There had been more order on the upper floor, but still no direction. Even Hasan had been pacing, to and fro across his carpets. Juliannes bride-gifts had been scattered from their tray; of Julianne herself, no trace remained.
Sherett had been quick, sensible, controlled. Only her eyes had given her away, and those briefly, before she fixed them on her husband and called him sharply to himself.
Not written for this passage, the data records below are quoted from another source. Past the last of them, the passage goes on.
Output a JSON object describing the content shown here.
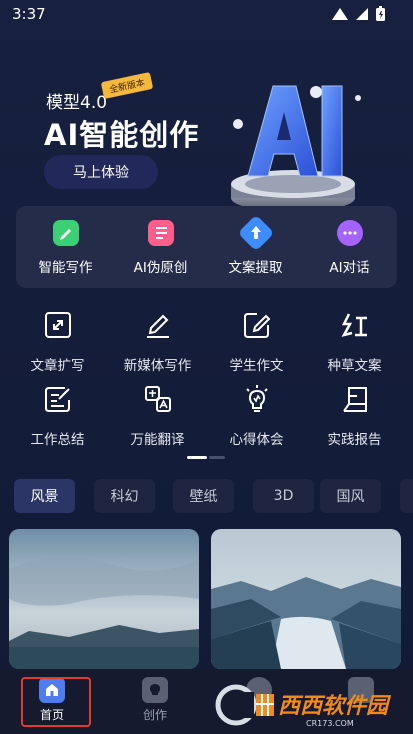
{
  "status": {
    "time": "3:37"
  },
  "hero": {
    "badge": "全新版本",
    "subtitle": "模型4.0",
    "title": "AI智能创作",
    "cta_label": "马上体验",
    "art_text": "AI"
  },
  "primary_tools": [
    {
      "label": "智能写作",
      "icon": "pencil-icon",
      "color": "#3ccf74"
    },
    {
      "label": "AI伪原创",
      "icon": "document-icon",
      "color": "#ff5f8a"
    },
    {
      "label": "文案提取",
      "icon": "upload-icon",
      "color": "#3f8cff"
    },
    {
      "label": "AI对话",
      "icon": "chat-bubble-icon",
      "color": "#a463ff"
    }
  ],
  "secondary_tools": [
    {
      "label": "文章扩写",
      "icon": "expand-icon"
    },
    {
      "label": "新媒体写作",
      "icon": "pen-write-icon"
    },
    {
      "label": "学生作文",
      "icon": "edit-square-icon"
    },
    {
      "label": "种草文案",
      "icon": "red-character-icon"
    },
    {
      "label": "工作总结",
      "icon": "note-edit-icon"
    },
    {
      "label": "万能翻译",
      "icon": "translate-icon"
    },
    {
      "label": "心得体会",
      "icon": "lightbulb-icon"
    },
    {
      "label": "实践报告",
      "icon": "report-icon"
    }
  ],
  "category_tabs": [
    {
      "label": "风景",
      "active": true
    },
    {
      "label": "科幻",
      "active": false
    },
    {
      "label": "壁纸",
      "active": false
    },
    {
      "label": "3D",
      "active": false
    },
    {
      "label": "国风",
      "active": false
    }
  ],
  "bottom_nav": [
    {
      "label": "首页",
      "icon": "home-icon",
      "active": true
    },
    {
      "label": "创作",
      "icon": "bulb-icon",
      "active": false
    }
  ],
  "watermark": {
    "text": "西西软件园",
    "sub": "CR173.COM"
  },
  "colors": {
    "accent": "#2b3566",
    "highlight": "#e23b2e",
    "home_icon": "#4f7df0"
  }
}
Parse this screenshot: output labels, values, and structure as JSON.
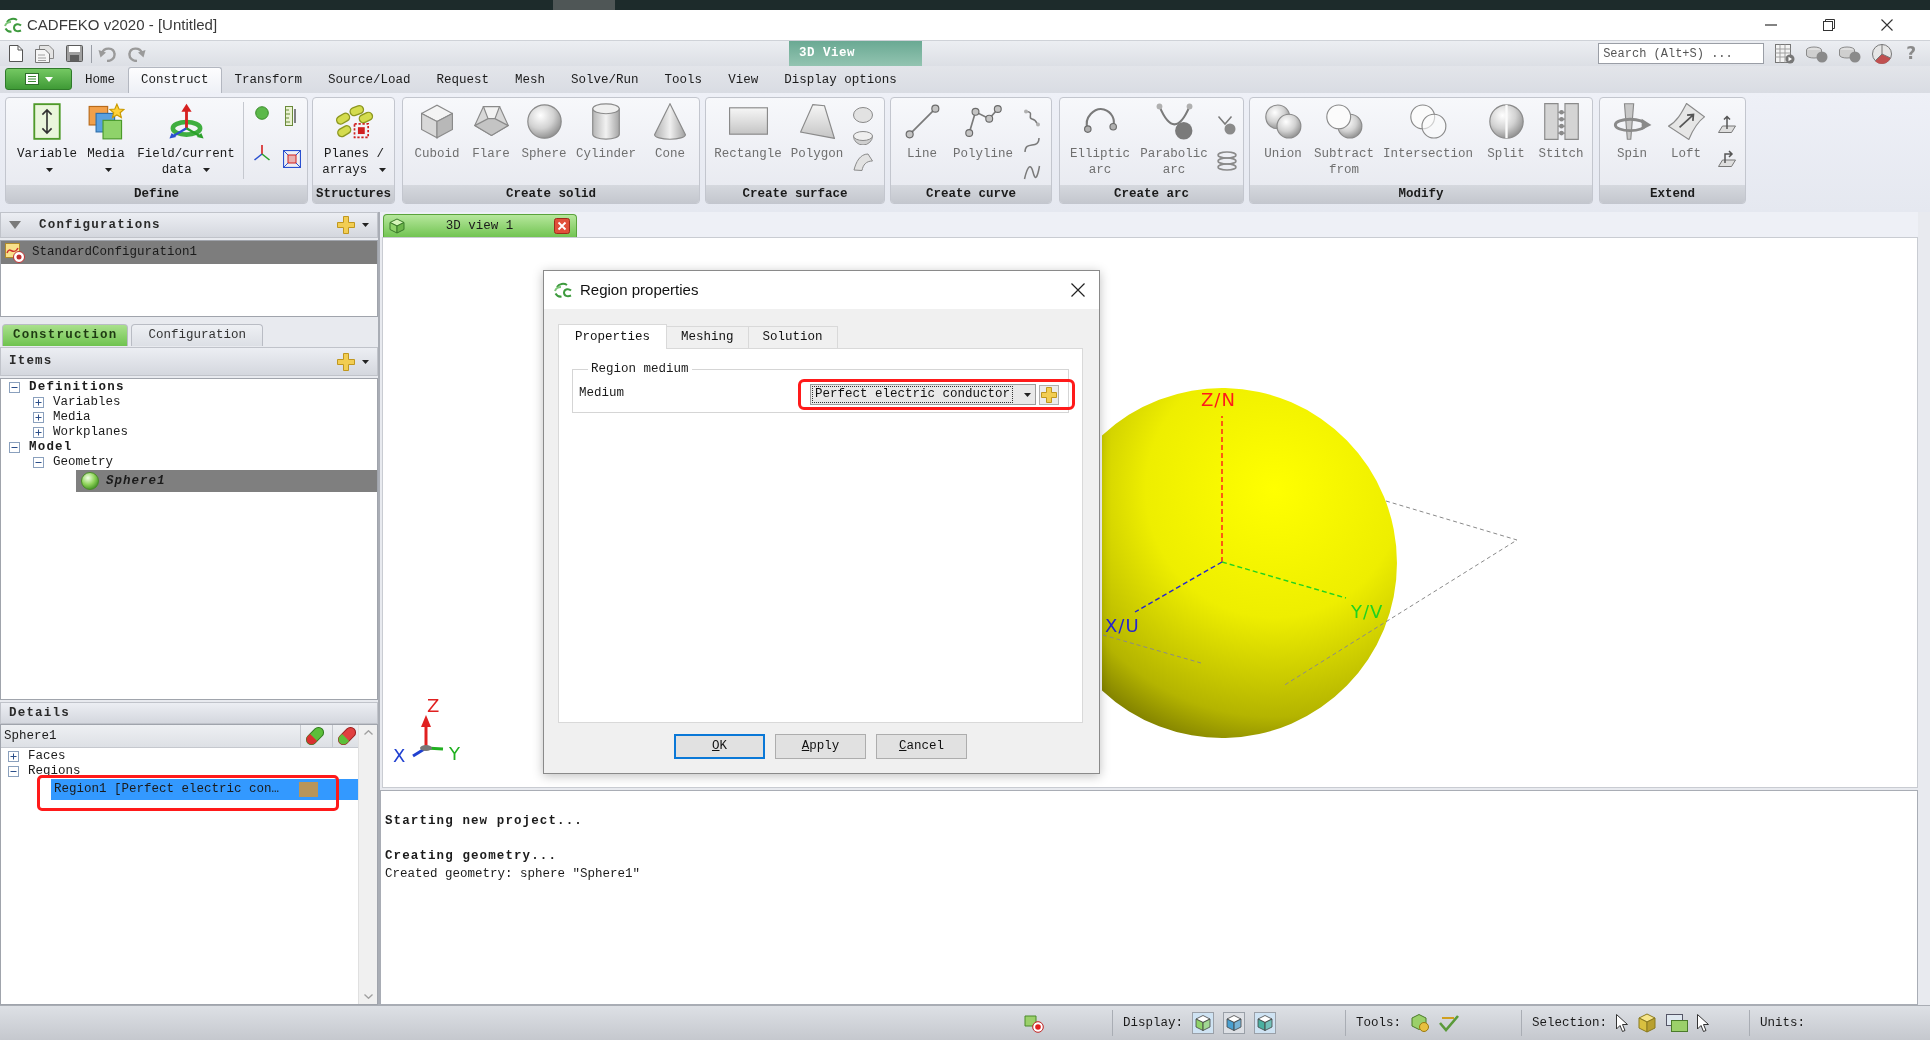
{
  "window": {
    "title": "CADFEKO v2020 - [Untitled]"
  },
  "quick_access": {
    "context_tab": "3D View",
    "search": {
      "placeholder": "Search (Alt+S) ..."
    },
    "help": "?"
  },
  "ribbon": {
    "tabs": [
      {
        "label": "Home",
        "selected": false
      },
      {
        "label": "Construct",
        "selected": true
      },
      {
        "label": "Transform",
        "selected": false
      },
      {
        "label": "Source/Load",
        "selected": false
      },
      {
        "label": "Request",
        "selected": false
      },
      {
        "label": "Mesh",
        "selected": false
      },
      {
        "label": "Solve/Run",
        "selected": false
      },
      {
        "label": "Tools",
        "selected": false
      },
      {
        "label": "View",
        "selected": false
      },
      {
        "label": "Display options",
        "selected": false
      }
    ],
    "groups": [
      {
        "title": "Define",
        "buttons": [
          {
            "label": "Variable",
            "menu": true,
            "disabled": false
          },
          {
            "label": "Media",
            "menu": true,
            "disabled": false
          },
          {
            "label": "Field/current data",
            "menu": true,
            "disabled": false
          }
        ]
      },
      {
        "title": "Structures",
        "buttons": [
          {
            "label": "Planes / arrays",
            "menu": true,
            "disabled": false
          }
        ]
      },
      {
        "title": "Create solid",
        "buttons": [
          {
            "label": "Cuboid",
            "menu": false,
            "disabled": true
          },
          {
            "label": "Flare",
            "menu": false,
            "disabled": true
          },
          {
            "label": "Sphere",
            "menu": false,
            "disabled": true
          },
          {
            "label": "Cylinder",
            "menu": false,
            "disabled": true
          },
          {
            "label": "Cone",
            "menu": false,
            "disabled": true
          }
        ]
      },
      {
        "title": "Create surface",
        "buttons": [
          {
            "label": "Rectangle",
            "menu": false,
            "disabled": true
          },
          {
            "label": "Polygon",
            "menu": false,
            "disabled": true
          }
        ]
      },
      {
        "title": "Create curve",
        "buttons": [
          {
            "label": "Line",
            "menu": false,
            "disabled": true
          },
          {
            "label": "Polyline",
            "menu": false,
            "disabled": true
          }
        ]
      },
      {
        "title": "Create arc",
        "buttons": [
          {
            "label": "Elliptic arc",
            "menu": false,
            "disabled": true
          },
          {
            "label": "Parabolic arc",
            "menu": false,
            "disabled": true
          }
        ]
      },
      {
        "title": "Modify",
        "buttons": [
          {
            "label": "Union",
            "menu": false,
            "disabled": true
          },
          {
            "label": "Subtract from",
            "menu": false,
            "disabled": true
          },
          {
            "label": "Intersection",
            "menu": false,
            "disabled": true
          },
          {
            "label": "Split",
            "menu": false,
            "disabled": true
          },
          {
            "label": "Stitch",
            "menu": false,
            "disabled": true
          }
        ]
      },
      {
        "title": "Extend",
        "buttons": [
          {
            "label": "Spin",
            "menu": false,
            "disabled": true
          },
          {
            "label": "Loft",
            "menu": false,
            "disabled": true
          }
        ]
      }
    ]
  },
  "configurations": {
    "title": "Configurations",
    "items": [
      {
        "label": "StandardConfiguration1",
        "selected": true
      }
    ]
  },
  "panel_tabs": [
    {
      "label": "Construction",
      "selected": true
    },
    {
      "label": "Configuration",
      "selected": false
    }
  ],
  "items": {
    "title": "Items",
    "tree": [
      {
        "label": "Definitions",
        "expanded": true,
        "selected": false,
        "children": [
          {
            "label": "Variables",
            "expanded": false,
            "selected": false
          },
          {
            "label": "Media",
            "expanded": false,
            "selected": false
          },
          {
            "label": "Workplanes",
            "expanded": false,
            "selected": false
          }
        ]
      },
      {
        "label": "Model",
        "expanded": true,
        "selected": false,
        "children": [
          {
            "label": "Geometry",
            "expanded": true,
            "selected": false,
            "children": [
              {
                "label": "Sphere1",
                "selected": true
              }
            ]
          }
        ]
      }
    ]
  },
  "details": {
    "title": "Details",
    "object": "Sphere1",
    "tree": [
      {
        "label": "Faces",
        "expanded": false,
        "selected": false,
        "highlighted": false
      },
      {
        "label": "Regions",
        "expanded": true,
        "selected": false,
        "highlighted": false,
        "children": [
          {
            "label": "Region1 [Perfect electric con…",
            "selected": true,
            "highlighted": true,
            "color": "#b8955a"
          }
        ]
      }
    ]
  },
  "view_tabs": [
    {
      "label": "3D view 1",
      "selected": true
    }
  ],
  "viewport": {
    "axis_labels": [
      {
        "kind": "z",
        "text": "Z/N"
      },
      {
        "kind": "x",
        "text": "X/U"
      },
      {
        "kind": "y",
        "text": "Y/V"
      }
    ],
    "triad_labels": [
      {
        "kind": "z",
        "text": "Z"
      },
      {
        "kind": "x",
        "text": "X"
      },
      {
        "kind": "y",
        "text": "Y"
      }
    ]
  },
  "dialog": {
    "title": "Region properties",
    "tabs": [
      {
        "label": "Properties",
        "selected": true
      },
      {
        "label": "Meshing",
        "selected": false
      },
      {
        "label": "Solution",
        "selected": false
      }
    ],
    "group_title": "Region medium",
    "field": {
      "label": "Medium",
      "value": "Perfect electric conductor",
      "highlighted": true
    },
    "buttons": [
      {
        "label": "OK",
        "default": true
      },
      {
        "label": "Apply",
        "default": false
      },
      {
        "label": "Cancel",
        "default": false
      }
    ]
  },
  "console": [
    {
      "kind": "heading",
      "text": "Starting new project..."
    },
    {
      "kind": "heading",
      "text": "Creating geometry..."
    },
    {
      "kind": "message",
      "text": "Created geometry: sphere \"Sphere1\""
    }
  ],
  "status_bar": {
    "sections": [
      {
        "label": "Display:"
      },
      {
        "label": "Tools:"
      },
      {
        "label": "Selection:"
      },
      {
        "label": "Units:"
      }
    ]
  }
}
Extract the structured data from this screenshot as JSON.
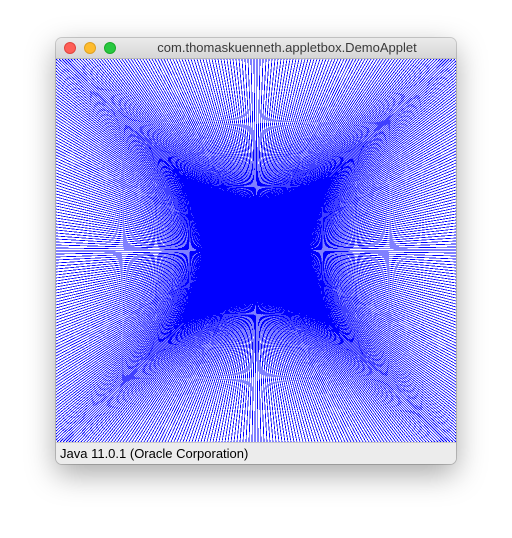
{
  "window": {
    "title": "com.thomaskuenneth.appletbox.DemoApplet",
    "controls": {
      "close_icon": "close-traffic-light",
      "minimize_icon": "minimize-traffic-light",
      "zoom_icon": "zoom-traffic-light"
    },
    "colors": {
      "close": "#fe5f57",
      "minimize": "#febc2e",
      "zoom": "#28c840"
    }
  },
  "applet": {
    "line_color": "#0000ff",
    "background": "#ffffff"
  },
  "status": {
    "text": "Java 11.0.1 (Oracle Corporation)"
  }
}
'Hasan. What has happened here - a thief?'
'She has not run away. Not this time. Two men are dead, the Dancer's work...'
'I saw. If
you don't calm those headhot fools below, they'll forget the Dancer and blame the Saren or the Kauram, anyone they can see. Then there'll be war here in Rhabat, and that will consume us all. You go down, go now. Organise the men, search the valley, look for camel-tracks beyond. Pointless, I think, but do it, put them to work. Send messages abroad, if any mount of ours survived the flood: your wife is stolen from you, no Dancer should be trusted. Anything, but keep them from fighting the tribes...'
He'd looked as though he wanted to fight the tribes himself, all of them at once and by himself; but even this outrage, even the loss of Julianne hadn't been able to take his eye for long from his greater goal. A tribal war would destroy any hope of the war he sought, perhaps for another generation or longer, his chance lost. He'd nodded, turned, stridden away.
Sherett had fingered the scattered jewellery, stooped to retrieve a piece or two, said, 'These must be counted and checked, to see if Morakh has stolen aught else but our sister. Not now, though. Let the men search below; they will make a lot of noise, and find nothing. You and I, Elisande, we will search above ...'
Elisande had been thinking that there was nothing but solid rock overhead, that Hasans chamber stood at the height of the house. She'd been mistaken, forgetful: there were corridors that climbed higher yet, leading to store-rooms that were little used, ultimately to a great cistern where rainwater from the occasional storms could be collected against a future need. A complex web of channels had been cut through the rock, to draw it down from the plateau above; she knew that, she should have remembered. Only yesterday she'd fetched water herself from the cistern in the women's quarters. Why was she, why was everybody being so slow?
All of those drains were wide and high enough to accommodate a man, if barely. They must be, necessarily, or how else were they cut? Elisande had squirmed through a few in her time, following giggling friends. And Morakh was a small man, no spare flesh on his body. He could likely contrive to make his way through to the air. How he would do so cumbered with an unconscious girl, Elisande couldn't guess, but there was certainly no other escape up here, no other point in the climb.